Wiem, że nic nie wiem, czyli inwentaryzacja zieleni historycznej
Czy inwentaryzacje dendrologiczne są trudne? Wydaje się, że jest to jeden z tych oczywistych elementów pracy projektanta, wykonawcy czy też osoby zarządzającej danym terenem – w końcu, żeby coś robić, trzeba wiedzieć, co na danym obszarze rośnie i w jakim jest stanie. Na pierwszy rzut oka inwentaryzacja dendrologiczna nie wydaje się niczym trudnym. Jest jednak kilka nieoczywistych kwestii, o których często się zapomina.

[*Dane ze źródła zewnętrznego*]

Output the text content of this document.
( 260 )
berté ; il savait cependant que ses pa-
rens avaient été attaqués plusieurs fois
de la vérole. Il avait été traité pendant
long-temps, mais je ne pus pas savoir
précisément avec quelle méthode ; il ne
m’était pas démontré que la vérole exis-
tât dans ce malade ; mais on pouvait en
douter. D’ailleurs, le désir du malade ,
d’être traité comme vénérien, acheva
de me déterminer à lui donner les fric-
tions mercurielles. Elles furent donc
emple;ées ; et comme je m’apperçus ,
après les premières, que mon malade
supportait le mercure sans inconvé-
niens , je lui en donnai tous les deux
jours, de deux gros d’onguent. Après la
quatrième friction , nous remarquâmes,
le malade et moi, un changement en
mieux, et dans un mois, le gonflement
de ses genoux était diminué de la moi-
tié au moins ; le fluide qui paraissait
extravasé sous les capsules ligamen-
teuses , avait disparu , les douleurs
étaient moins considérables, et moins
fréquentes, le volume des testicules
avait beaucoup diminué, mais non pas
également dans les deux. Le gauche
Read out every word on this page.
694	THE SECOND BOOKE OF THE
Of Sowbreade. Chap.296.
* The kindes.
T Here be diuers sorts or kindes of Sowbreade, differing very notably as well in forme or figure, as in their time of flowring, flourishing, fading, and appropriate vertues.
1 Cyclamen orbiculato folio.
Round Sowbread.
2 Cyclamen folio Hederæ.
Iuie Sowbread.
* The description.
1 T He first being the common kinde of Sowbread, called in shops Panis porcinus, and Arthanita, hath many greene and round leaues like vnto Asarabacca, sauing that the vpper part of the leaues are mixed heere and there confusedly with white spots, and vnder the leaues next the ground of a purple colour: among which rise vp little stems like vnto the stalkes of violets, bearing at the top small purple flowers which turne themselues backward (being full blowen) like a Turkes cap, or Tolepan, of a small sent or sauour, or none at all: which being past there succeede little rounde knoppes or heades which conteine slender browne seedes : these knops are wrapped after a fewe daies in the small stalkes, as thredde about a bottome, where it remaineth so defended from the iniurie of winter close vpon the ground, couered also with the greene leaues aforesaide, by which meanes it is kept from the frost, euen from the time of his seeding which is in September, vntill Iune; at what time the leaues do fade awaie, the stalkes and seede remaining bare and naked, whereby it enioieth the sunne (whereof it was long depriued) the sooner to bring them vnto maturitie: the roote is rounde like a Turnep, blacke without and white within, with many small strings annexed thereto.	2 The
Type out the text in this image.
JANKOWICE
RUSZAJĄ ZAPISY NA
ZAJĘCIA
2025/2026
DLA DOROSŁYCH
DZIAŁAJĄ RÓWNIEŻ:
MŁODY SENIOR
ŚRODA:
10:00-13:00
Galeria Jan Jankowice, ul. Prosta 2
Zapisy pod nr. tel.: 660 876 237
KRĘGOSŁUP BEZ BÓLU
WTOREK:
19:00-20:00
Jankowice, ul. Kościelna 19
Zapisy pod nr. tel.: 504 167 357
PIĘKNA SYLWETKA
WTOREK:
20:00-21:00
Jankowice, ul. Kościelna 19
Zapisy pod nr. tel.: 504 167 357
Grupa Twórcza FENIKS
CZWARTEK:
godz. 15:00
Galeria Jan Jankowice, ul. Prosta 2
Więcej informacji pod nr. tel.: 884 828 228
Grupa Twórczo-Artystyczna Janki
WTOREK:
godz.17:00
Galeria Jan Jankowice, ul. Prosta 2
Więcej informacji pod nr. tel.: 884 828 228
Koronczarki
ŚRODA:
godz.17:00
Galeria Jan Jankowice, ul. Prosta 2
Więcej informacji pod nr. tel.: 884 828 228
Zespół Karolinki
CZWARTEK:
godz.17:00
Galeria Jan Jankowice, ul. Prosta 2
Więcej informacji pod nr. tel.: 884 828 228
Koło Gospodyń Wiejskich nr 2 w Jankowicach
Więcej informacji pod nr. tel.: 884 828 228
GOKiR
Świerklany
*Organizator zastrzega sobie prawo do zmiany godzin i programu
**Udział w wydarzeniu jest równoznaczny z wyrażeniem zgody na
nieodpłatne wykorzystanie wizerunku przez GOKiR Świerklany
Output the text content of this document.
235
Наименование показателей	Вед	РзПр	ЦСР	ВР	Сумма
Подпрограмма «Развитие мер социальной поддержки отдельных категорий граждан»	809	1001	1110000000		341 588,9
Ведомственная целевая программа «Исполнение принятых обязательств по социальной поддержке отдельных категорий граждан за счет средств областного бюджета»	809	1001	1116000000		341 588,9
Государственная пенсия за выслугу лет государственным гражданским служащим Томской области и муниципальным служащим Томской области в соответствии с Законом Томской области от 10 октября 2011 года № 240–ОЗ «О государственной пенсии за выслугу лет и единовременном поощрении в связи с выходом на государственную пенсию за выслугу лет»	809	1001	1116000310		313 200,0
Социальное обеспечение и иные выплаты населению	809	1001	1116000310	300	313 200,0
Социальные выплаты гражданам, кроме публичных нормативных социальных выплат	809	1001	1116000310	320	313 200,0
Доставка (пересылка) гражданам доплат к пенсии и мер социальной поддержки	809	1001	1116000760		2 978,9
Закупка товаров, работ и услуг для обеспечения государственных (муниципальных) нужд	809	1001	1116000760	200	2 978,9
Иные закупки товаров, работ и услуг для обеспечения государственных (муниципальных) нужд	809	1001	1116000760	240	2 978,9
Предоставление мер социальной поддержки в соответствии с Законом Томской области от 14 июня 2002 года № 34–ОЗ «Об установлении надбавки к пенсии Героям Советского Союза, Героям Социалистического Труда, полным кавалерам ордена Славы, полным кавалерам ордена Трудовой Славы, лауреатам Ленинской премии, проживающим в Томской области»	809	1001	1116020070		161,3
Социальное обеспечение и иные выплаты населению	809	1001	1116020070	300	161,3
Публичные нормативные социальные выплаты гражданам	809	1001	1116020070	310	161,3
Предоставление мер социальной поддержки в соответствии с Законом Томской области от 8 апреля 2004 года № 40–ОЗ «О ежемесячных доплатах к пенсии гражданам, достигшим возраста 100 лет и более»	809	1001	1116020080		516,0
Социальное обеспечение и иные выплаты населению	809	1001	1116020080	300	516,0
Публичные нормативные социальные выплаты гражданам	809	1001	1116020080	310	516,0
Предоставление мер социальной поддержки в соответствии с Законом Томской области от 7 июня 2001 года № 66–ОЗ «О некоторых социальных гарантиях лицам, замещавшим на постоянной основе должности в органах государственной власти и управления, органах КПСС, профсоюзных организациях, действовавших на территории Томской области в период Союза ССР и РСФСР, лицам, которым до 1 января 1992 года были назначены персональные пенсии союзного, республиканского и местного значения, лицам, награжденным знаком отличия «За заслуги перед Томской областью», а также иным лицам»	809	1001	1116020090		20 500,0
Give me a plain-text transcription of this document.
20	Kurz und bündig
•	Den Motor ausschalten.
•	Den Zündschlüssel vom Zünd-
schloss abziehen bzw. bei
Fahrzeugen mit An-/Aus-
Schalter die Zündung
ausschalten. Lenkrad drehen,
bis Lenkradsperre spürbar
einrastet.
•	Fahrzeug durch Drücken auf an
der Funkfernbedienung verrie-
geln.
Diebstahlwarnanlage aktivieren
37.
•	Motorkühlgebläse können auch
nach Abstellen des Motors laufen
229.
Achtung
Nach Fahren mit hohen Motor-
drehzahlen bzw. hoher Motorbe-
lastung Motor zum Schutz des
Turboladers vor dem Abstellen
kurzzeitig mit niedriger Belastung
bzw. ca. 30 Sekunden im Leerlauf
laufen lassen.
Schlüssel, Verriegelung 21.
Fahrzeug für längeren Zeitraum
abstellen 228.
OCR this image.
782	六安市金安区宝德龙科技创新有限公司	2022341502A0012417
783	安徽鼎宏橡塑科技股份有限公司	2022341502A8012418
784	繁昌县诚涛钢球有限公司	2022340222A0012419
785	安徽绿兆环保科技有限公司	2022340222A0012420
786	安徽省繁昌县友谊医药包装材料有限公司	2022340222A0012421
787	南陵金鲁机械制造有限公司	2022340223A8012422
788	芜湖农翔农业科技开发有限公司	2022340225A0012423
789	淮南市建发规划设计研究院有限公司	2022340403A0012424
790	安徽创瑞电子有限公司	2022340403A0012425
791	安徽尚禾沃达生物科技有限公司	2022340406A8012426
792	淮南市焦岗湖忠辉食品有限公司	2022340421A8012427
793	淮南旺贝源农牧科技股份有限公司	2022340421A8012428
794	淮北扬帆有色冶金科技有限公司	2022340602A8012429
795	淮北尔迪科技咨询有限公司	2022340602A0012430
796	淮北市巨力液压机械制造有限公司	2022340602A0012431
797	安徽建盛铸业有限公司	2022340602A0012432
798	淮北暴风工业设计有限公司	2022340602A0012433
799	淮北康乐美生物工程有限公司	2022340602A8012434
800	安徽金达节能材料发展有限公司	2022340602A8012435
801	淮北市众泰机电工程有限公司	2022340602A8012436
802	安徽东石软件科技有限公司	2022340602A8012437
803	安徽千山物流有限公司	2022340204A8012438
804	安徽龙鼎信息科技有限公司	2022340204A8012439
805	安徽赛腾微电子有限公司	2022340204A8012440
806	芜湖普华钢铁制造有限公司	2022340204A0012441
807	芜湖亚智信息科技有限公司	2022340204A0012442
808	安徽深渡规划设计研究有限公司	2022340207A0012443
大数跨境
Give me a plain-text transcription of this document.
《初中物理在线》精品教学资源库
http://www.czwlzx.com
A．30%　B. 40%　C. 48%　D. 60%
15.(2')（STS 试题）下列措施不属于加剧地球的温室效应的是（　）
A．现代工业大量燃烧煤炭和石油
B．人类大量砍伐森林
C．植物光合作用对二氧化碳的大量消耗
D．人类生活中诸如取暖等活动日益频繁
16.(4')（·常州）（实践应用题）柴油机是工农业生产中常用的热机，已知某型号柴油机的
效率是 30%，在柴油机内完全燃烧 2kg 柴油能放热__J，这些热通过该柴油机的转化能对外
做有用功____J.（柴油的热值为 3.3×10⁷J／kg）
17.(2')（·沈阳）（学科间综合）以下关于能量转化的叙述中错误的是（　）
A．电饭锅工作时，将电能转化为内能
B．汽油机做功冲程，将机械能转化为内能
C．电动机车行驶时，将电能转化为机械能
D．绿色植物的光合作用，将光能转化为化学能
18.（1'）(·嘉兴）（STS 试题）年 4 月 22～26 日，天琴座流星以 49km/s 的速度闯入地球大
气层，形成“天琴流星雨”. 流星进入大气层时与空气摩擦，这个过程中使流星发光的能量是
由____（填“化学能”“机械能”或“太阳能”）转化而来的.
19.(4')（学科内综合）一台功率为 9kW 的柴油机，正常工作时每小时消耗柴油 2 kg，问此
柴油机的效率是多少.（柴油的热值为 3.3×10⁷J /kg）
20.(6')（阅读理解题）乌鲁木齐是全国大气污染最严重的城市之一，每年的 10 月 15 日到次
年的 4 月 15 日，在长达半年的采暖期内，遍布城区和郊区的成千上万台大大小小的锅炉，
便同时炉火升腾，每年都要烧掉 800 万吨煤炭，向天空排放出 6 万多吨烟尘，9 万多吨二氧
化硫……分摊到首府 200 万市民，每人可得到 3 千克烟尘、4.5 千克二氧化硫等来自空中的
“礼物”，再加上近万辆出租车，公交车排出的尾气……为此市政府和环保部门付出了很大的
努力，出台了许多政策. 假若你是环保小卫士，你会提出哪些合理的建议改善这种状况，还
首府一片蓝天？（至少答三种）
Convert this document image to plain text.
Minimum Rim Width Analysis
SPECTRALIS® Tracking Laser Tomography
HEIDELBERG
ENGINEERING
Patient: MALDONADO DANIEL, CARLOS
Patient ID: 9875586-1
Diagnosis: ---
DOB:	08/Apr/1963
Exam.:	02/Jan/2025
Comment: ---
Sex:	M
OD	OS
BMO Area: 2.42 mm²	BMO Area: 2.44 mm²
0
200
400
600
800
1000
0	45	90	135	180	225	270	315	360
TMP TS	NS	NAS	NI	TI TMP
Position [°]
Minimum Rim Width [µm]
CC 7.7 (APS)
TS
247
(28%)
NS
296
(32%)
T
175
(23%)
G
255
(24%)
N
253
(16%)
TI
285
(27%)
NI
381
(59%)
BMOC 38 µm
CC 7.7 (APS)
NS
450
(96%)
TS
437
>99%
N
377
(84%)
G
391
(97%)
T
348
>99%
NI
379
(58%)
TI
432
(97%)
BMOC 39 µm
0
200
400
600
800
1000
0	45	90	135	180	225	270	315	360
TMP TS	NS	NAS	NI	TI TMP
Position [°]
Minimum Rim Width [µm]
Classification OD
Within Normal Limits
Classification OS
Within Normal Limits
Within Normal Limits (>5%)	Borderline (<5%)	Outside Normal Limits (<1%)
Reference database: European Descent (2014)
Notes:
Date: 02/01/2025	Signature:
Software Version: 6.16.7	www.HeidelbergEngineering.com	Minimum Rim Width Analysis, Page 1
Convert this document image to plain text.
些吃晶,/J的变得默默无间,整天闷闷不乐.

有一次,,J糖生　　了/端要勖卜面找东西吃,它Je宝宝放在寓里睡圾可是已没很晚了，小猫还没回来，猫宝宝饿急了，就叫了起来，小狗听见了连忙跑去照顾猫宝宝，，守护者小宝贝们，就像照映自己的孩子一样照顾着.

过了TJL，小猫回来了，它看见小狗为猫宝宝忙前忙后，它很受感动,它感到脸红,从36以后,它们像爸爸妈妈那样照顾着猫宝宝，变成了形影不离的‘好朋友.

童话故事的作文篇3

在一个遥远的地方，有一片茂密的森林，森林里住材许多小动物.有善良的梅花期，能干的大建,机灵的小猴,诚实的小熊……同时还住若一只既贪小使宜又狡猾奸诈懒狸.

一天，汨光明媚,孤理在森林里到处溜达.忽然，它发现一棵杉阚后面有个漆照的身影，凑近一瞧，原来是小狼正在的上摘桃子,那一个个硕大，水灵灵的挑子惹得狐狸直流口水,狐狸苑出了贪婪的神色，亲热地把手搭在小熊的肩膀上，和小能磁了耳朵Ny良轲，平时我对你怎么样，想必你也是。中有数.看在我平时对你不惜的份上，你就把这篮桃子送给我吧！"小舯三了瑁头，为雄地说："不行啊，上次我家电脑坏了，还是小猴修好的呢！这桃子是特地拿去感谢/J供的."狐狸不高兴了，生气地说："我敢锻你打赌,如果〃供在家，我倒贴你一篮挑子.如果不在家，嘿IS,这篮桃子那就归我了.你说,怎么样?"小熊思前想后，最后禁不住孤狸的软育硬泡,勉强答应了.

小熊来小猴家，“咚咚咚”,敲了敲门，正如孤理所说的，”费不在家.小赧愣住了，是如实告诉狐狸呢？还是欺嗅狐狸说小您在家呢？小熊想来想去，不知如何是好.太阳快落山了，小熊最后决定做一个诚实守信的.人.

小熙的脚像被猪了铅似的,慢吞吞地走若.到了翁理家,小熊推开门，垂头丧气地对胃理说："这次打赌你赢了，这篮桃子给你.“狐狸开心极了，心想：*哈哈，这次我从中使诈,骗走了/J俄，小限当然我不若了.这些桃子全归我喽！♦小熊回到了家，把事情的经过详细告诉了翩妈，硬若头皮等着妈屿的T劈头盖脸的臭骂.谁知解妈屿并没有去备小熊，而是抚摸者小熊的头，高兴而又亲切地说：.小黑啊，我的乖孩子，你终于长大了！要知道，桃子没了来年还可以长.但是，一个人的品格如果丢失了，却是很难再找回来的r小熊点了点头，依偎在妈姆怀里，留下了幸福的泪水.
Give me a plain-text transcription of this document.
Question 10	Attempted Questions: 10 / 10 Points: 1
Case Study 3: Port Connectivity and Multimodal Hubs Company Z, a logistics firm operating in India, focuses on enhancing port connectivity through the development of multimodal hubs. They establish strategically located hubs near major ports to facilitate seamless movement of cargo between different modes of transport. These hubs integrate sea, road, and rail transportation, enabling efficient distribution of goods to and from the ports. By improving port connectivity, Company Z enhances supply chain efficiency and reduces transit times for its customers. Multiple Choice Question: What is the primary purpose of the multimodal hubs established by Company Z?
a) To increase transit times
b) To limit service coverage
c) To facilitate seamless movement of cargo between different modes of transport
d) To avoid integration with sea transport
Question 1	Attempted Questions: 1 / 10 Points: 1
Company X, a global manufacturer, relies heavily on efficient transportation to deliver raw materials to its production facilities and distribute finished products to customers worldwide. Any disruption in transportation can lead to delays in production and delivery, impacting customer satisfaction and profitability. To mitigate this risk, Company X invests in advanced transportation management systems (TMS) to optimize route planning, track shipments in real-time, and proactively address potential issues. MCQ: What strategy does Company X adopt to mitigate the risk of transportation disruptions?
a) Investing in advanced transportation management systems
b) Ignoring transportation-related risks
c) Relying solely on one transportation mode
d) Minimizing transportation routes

Jak wiadomo, inwentaryzacja inwentaryzacji nierówna. W niektórych przypadkach wymagania do opracowania są na tyle małe, że jest to wręcz formalność. Problem zaczyna się wtedy, kiedy dokumentacja ma być bardzo szczegółowa. „Szczegółowa” nie oznacza tylko ilościowego zinwentaryzowania każdego drzewa co do sztuki, ale wykazanie każdej rzadkości dendrologicznej, odmiany uprawnej i każdego cennego gatunku. Dotyczy to przede wszystkim obiektów historycznych, kryjących bardzo często drzewa, które wręcz nie śniły się dendrologom. W wielu przypadkach rzadkości dendrologiczne nie są stwierdzane, ponieważ inwentaryzacja wykonywana jest przez osobę niedysponującą odpowiednią wiedzą lub obserwacje prowadzone są w nieodpowiedniej porze roku. Niestety często prawidłowe zidentyfikowanie wymaga co najmniej całego sezonu wegetacyjnego, a niekiedy wręcz wieloletnich obserwacji.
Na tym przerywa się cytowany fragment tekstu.